投稿したのは、ぽてまよ Potettoさん(@puchikosan154)。
この愛らしいメタモンは、ゲーム『ぽこあポケモン』をクリアした記念に4月上旬に自作したものだ。
「ニコニコした目や口は、ぽこあポケモンらしさが出るようにこだわりました!」
なぜこの2匹をお出かけに連れて行ったのか。そこには作品への深い愛情があった。
「作中で『ゆめしま』に移動するメタモンとフワンテがお気に入りだったんです。メタモンがフワンテにぶら下がっている雰囲気に近い、愛らしい姿が撮れるかなと思いました」
しかし、野外での「ぬい撮り」は想像以上に過酷だ。フワンテの頭の紐をつまんで撮影するため、自分の腕や手が見切れないようミリ単位で調整。
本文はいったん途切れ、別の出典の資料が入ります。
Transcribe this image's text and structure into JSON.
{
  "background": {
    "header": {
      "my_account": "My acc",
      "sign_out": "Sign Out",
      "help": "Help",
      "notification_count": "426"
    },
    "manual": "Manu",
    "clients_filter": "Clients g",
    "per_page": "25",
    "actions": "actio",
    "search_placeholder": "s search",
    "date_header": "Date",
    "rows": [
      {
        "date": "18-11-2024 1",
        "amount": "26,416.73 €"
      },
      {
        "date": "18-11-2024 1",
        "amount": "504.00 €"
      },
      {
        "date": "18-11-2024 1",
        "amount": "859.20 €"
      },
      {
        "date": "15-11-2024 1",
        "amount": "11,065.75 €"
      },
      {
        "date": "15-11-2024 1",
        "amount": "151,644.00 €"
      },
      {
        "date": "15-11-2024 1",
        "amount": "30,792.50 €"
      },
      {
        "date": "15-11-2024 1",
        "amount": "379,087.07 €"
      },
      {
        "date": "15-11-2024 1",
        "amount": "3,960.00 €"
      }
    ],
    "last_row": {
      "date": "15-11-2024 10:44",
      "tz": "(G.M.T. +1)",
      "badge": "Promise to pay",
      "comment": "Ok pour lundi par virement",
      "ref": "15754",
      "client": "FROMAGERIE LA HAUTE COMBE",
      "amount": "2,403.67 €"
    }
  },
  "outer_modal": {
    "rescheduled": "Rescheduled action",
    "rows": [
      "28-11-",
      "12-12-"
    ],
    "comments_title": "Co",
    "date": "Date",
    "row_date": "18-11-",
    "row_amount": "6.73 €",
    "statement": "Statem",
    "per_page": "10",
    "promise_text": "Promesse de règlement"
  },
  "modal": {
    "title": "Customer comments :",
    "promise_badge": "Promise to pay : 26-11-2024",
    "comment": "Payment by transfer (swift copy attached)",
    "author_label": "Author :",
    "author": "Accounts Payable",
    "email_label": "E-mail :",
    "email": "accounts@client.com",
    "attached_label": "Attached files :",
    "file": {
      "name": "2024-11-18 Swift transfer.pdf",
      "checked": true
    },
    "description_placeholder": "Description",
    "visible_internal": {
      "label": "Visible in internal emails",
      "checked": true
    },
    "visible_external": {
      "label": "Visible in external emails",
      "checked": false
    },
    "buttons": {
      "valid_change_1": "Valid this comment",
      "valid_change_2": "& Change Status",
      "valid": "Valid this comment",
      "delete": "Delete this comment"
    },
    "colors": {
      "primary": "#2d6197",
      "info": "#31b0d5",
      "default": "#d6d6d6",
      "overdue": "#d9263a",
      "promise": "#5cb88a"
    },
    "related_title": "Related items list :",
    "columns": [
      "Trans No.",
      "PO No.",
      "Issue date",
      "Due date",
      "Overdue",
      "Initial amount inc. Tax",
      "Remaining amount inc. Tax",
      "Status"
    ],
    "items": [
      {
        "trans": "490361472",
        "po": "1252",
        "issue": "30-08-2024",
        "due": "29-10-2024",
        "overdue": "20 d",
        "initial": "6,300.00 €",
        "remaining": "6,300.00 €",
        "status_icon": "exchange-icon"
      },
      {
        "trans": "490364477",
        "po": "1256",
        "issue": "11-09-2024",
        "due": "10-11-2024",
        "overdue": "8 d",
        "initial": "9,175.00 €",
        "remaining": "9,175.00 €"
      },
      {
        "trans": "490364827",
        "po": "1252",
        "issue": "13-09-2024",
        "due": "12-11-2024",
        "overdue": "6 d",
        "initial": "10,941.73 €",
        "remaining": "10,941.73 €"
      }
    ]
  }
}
さらに当日は風が強く、狙ったタイミングに限ってメタモンが強風に煽られてしまう。

「とにかくメタモンが一番可愛く見える角度をひたすら探して撮りました」と振り返る。
撮りながらすでに「なんか合成みたい…?」と感じていたという。時間を置けば気にならなくなるだろうと撮影を終えたが、結果は変わらず合成写真のままだった。それでも、SNSで多くの人から「可愛い」と称賛されたことが何より嬉しいと語る。
「今回の合成写真感にめげず、外での撮影にまた挑戦したいと思います!」
次は大好きなヤドンとコダックを作って、水辺で撮影するのが目標だという。百点満点の造形を目指し、彼女の温かいハンドメイドとぬい撮りの冒険はこれからも続いていく。